The Fountain | Vered Aharonovitch
Vered Aharonovitch
- Date2014
- TechniqueMixed media: fiberglass, wood, iron and water pumps
- Size300X300X250
The installation The Fountain, positioned on the Ilana Goor Museum rooftop, presents an unpredictable plot. At first glance, we see the figure of an athletic man, recumbent on a rock island, with “mischievous” girls running around him, seemingly playing within his territory. The figure of the man summons the iconic Poseidon from Greek mythology (or Neptune in Roman mythology), the hedonist God of the Sea. However, at a second glance a role reversal is revealed. The God is not admired and has no control over his subjects. The obvious inspiration for this work is the classic sovereignty scene of the Fontana Di Trevi in Rome (1629-1762), which demonstrates Neptune’s control over the sea through his army of tritons and horses.
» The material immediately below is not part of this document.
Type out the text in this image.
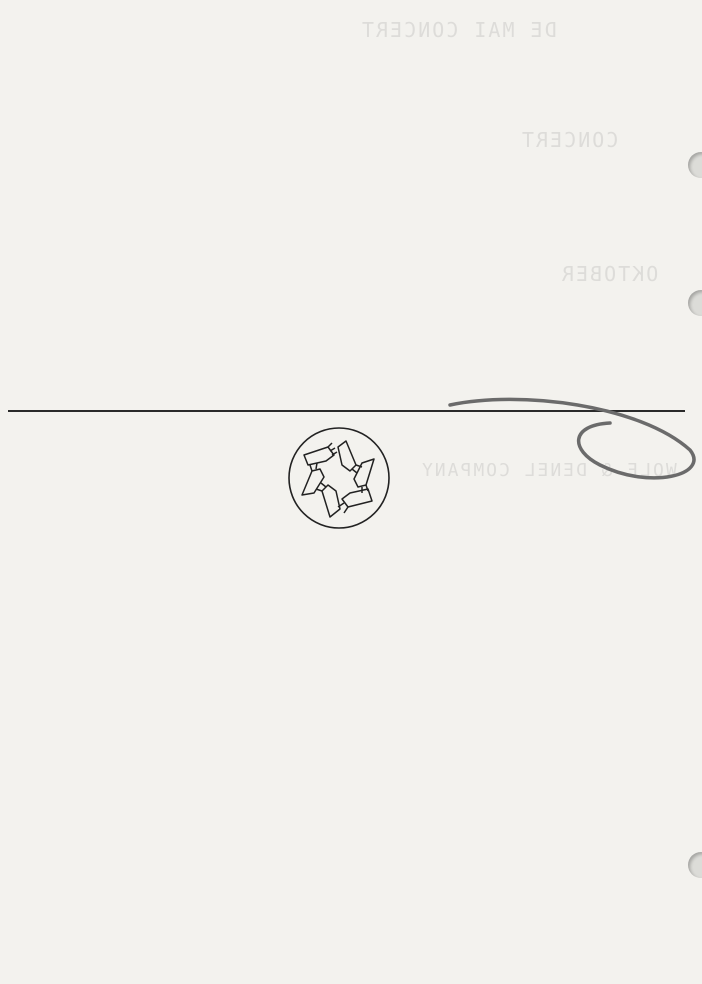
DE MAI CONCERT
CONCERT
OKTOBER
WOLF & DENEL COMPANY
In a kind of compensatory act, Vered Aharonovitch, painter and sculptor who graduated from the Bezalel Academy, chooses to project her inner world upon one of the central urban icons in architectural and visual history, as well as today - the fountain. She creates a satirical grotesque scene corresponding with the fairytale tradition: “Once upon a time... and they all lived happily ever after.” But no! The redheaded girl is a reflection of the mischievous controversial figure of Pippi Longstocking, created by author Astrid Lindgren, star of children’s television in the 1980s.
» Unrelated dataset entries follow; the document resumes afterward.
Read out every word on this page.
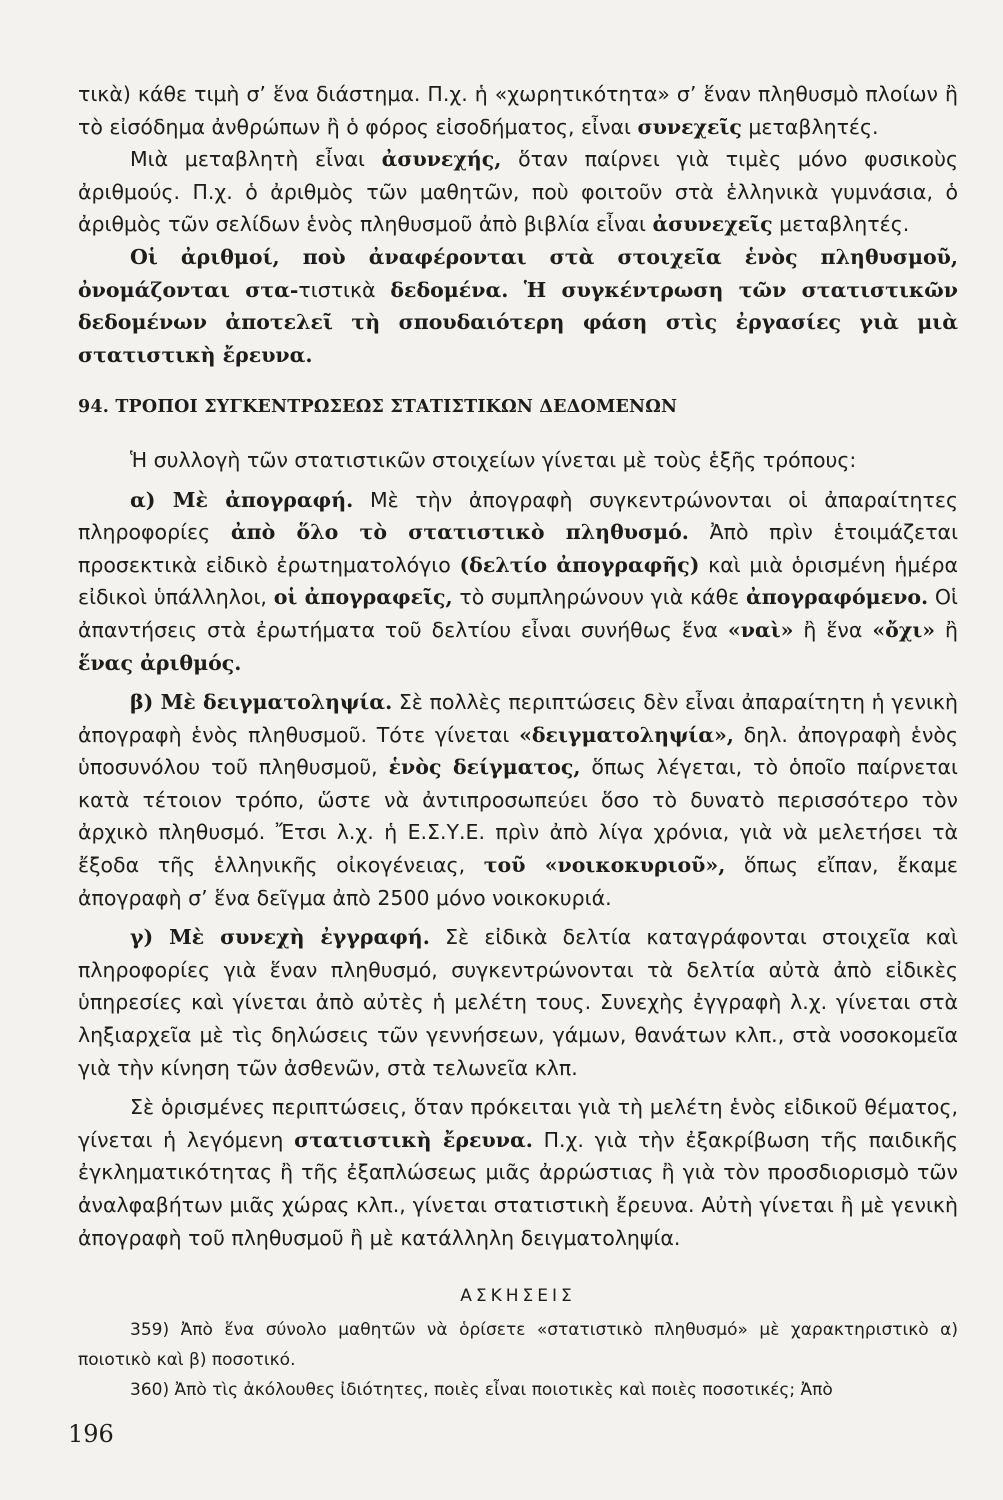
τικὰ) κάθε τιμὴ σ’ ἕνα διάστημα. Π.χ. ἡ «χωρητικότητα» σ’ ἕναν πληθυσμὸ πλοίων ἢ τὸ εἰσόδημα ἀνθρώπων ἢ ὁ φόρος εἰσοδήματος, εἶναι συνεχεῖς μεταβλητές.

Μιὰ μεταβλητὴ εἶναι ἀσυνεχής, ὅταν παίρνει γιὰ τιμὲς μόνο φυσικοὺς ἀριθμούς. Π.χ. ὁ ἀριθμὸς τῶν μαθητῶν, ποὺ φοιτοῦν στὰ ἑλληνικὰ γυμνάσια, ὁ ἀριθμὸς τῶν σελίδων ἑνὸς πληθυσμοῦ ἀπὸ βιβλία εἶναι ἀσυνεχεῖς μεταβλητές.

Οἱ ἀριθμοί, ποὺ ἀναφέρονται στὰ στοιχεῖα ἑνὸς πληθυσμοῦ, ὀνομάζονται στα-τιστικὰ δεδομένα. Ἡ συγκέντρωση τῶν στατιστικῶν δεδομένων ἀποτελεῖ τὴ σπουδαιότερη φάση στὶς ἐργασίες γιὰ μιὰ στατιστικὴ ἔρευνα.

94. ΤΡΟΠΟΙ ΣΥΓΚΕΝΤΡΩΣΕΩΣ ΣΤΑΤΙΣΤΙΚΩΝ ΔΕΔΟΜΕΝΩΝ

Ἡ συλλογὴ τῶν στατιστικῶν στοιχείων γίνεται μὲ τοὺς ἑξῆς τρόπους:

α) Μὲ ἀπογραφή. Μὲ τὴν ἀπογραφὴ συγκεντρώνονται οἱ ἀπαραίτητες πληροφορίες ἀπὸ ὅλο τὸ στατιστικὸ πληθυσμό. Ἀπὸ πρὶν ἑτοιμάζεται προσεκτικὰ εἰδικὸ ἐρωτηματολόγιο (δελτίο ἀπογραφῆς) καὶ μιὰ ὁρισμένη ἡμέρα εἰδικοὶ ὑπάλληλοι, οἱ ἀπογραφεῖς, τὸ συμπληρώνουν γιὰ κάθε ἀπογραφόμενο. Οἱ ἀπαντήσεις στὰ ἐρωτήματα τοῦ δελτίου εἶναι συνήθως ἕνα «ναὶ» ἢ ἕνα «ὄχι» ἢ ἕνας ἀριθμός.

β) Μὲ δειγματοληψία. Σὲ πολλὲς περιπτώσεις δὲν εἶναι ἀπαραίτητη ἡ γενικὴ ἀπογραφὴ ἑνὸς πληθυσμοῦ. Τότε γίνεται «δειγματοληψία», δηλ. ἀπογραφὴ ἑνὸς ὑποσυνόλου τοῦ πληθυσμοῦ, ἑνὸς δείγματος, ὅπως λέγεται, τὸ ὁποῖο παίρνεται κατὰ τέτοιον τρόπο, ὥστε νὰ ἀντιπροσωπεύει ὅσο τὸ δυνατὸ περισσότερο τὸν ἀρχικὸ πληθυσμό. Ἔτσι λ.χ. ἡ Ε.Σ.Υ.Ε. πρὶν ἀπὸ λίγα χρόνια, γιὰ νὰ μελετήσει τὰ ἔξοδα τῆς ἑλληνικῆς οἰκογένειας, τοῦ «νοικοκυριοῦ», ὅπως εἴπαν, ἔκαμε ἀπογραφὴ σ’ ἕνα δεῖγμα ἀπὸ 2500 μόνο νοικοκυριά.

γ) Μὲ συνεχὴ ἐγγραφή. Σὲ εἰδικὰ δελτία καταγράφονται στοιχεῖα καὶ πληροφορίες γιὰ ἕναν πληθυσμό, συγκεντρώνονται τὰ δελτία αὐτὰ ἀπὸ εἰδικὲς ὑπηρεσίες καὶ γίνεται ἀπὸ αὐτὲς ἡ μελέτη τους. Συνεχὴς ἐγγραφὴ λ.χ. γίνεται στὰ ληξιαρχεῖα μὲ τὶς δηλώσεις τῶν γεννήσεων, γάμων, θανάτων κλπ., στὰ νοσοκομεῖα γιὰ τὴν κίνηση τῶν ἀσθενῶν, στὰ τελωνεῖα κλπ.

Σὲ ὁρισμένες περιπτώσεις, ὅταν πρόκειται γιὰ τὴ μελέτη ἑνὸς εἰδικοῦ θέματος, γίνεται ἡ λεγόμενη στατιστικὴ ἔρευνα. Π.χ. γιὰ τὴν ἐξακρίβωση τῆς παιδικῆς ἐγκληματικότητας ἢ τῆς ἐξαπλώσεως μιᾶς ἀρρώστιας ἢ γιὰ τὸν προσδιορισμὸ τῶν ἀναλφαβήτων μιᾶς χώρας κλπ., γίνεται στατιστικὴ ἔρευνα. Αὐτὴ γίνεται ἢ μὲ γενικὴ ἀπογραφὴ τοῦ πληθυσμοῦ ἢ μὲ κατάλληλη δειγματοληψία.

ΑΣΚΗΣΕΙΣ

359) Ἀπὸ ἕνα σύνολο μαθητῶν νὰ ὁρίσετε «στατιστικὸ πληθυσμό» μὲ χαρακτηριστικὸ α) ποιοτικὸ καὶ β) ποσοτικό.

360) Ἀπὸ τὶς ἀκόλουθες ἰδιότητες, ποιὲς εἶναι ποιοτικὲς καὶ ποιὲς ποσοτικές; Ἀπὸ

196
The sculptural installation presents naked Poseidon not as a powerful God, but as a defeated, humiliated weakling, in the midst of our existence, with a horrified look on his face, and five little girls tormenting him with a touch of black comedy and the absurd. They have none of the seduction typical to sculptures of children’s play. They project post-terror anger, a sense of revenge following their disillusionment, when they came to acknowledge a villainous act that was committed.
Aharonovitch’s industrial colorfulness corresponds with the seemingly-naïve sculptures of Niki de Saint Phalle (1930-2002). Her playful sculpture The Golem (1972) is used to this day as a slide in the Kiryat Yovel playground in Jerusalem, and the installation The Fountain (1982), which she co-created with her husband the sculptor Jean Tinguely, is positioned outside the Centre Georges Pompidou in Paris.
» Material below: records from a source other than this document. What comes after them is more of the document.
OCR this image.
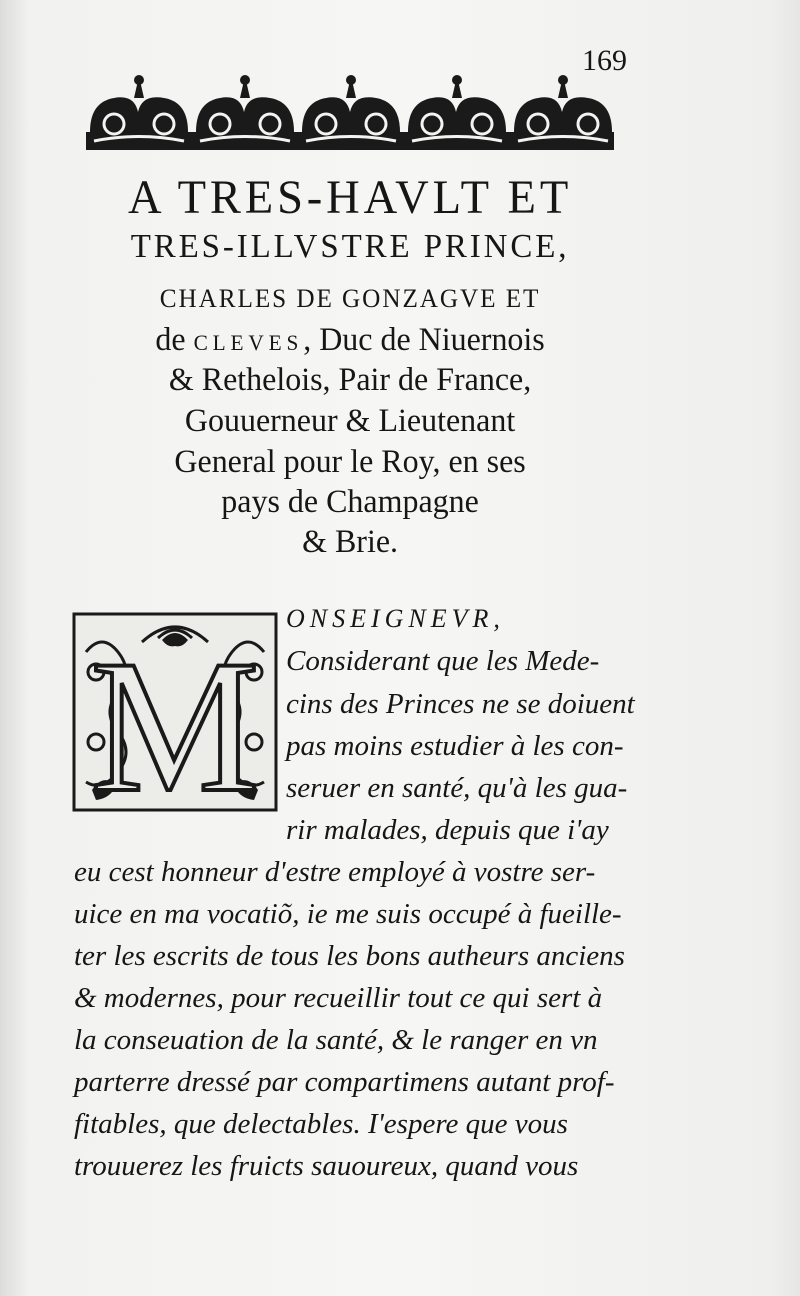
169
A TRES-HAVLT ET
TRES-ILLVSTRE PRINCE,
CHARLES DE GONZAGVE ET
de CLEVES, Duc de Niuernois
& Rethelois, Pair de France,
Gouuerneur & Lieutenant
General pour le Roy, en ses
pays de Champagne
& Brie.
M
ONSEIGNEVR,
Considerant que les Mede-
cins des Princes ne se doiuent
pas moins estudier à les con-
seruer en santé, qu'à les gua-
rir malades, depuis que i'ay
eu cest honneur d'estre employé à vostre ser-
uice en ma vocatiõ, ie me suis occupé à fueille-
ter les escrits de tous les bons autheurs anciens
& modernes, pour recueillir tout ce qui sert à
la conseuation de la santé, & le ranger en vn
parterre dressé par compartimens autant prof-
fitables, que delectables. I'espere que vous
trouuerez les fruicts sauoureux, quand vous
Aharonovitch chooses to work with plastic, a material which Roland Barth describes as alchemical, altered, belittled and bourgeois. According to Barth, this material was used as a futuristic replacement of materials previously perceived noble (marble and bronze). In Aharonovitch’s installation, the plastic material invites a new dialogue, one that has been made possible by the feminist revolution. The spectacular representation raises and contains problematic issues that Western society attempts to address, though to no avail.
Another inspiration for the work is hidden in its title. This is a reference to the subversive – The Fountain by Marcel Duchamp, one of the most influential artists of the 20th century. Duchamp’s fountain is no other than an industrial porcelain urinal which he put on the artistic pedestal in 1917. This act became a turning point in art, which chose to take the industrial mundane object out of its context as part of the modern formative lexicon. Aharonovitch continues to develop this notion, which announces a conceptual revolution in the way object and subject relations are perceived, and appropriates it to a humorous drama. Through her naïve aesthetic treatment of material and color and in her own unique manner, the artist raises issues of sovereignty, breach of trust, and abuse.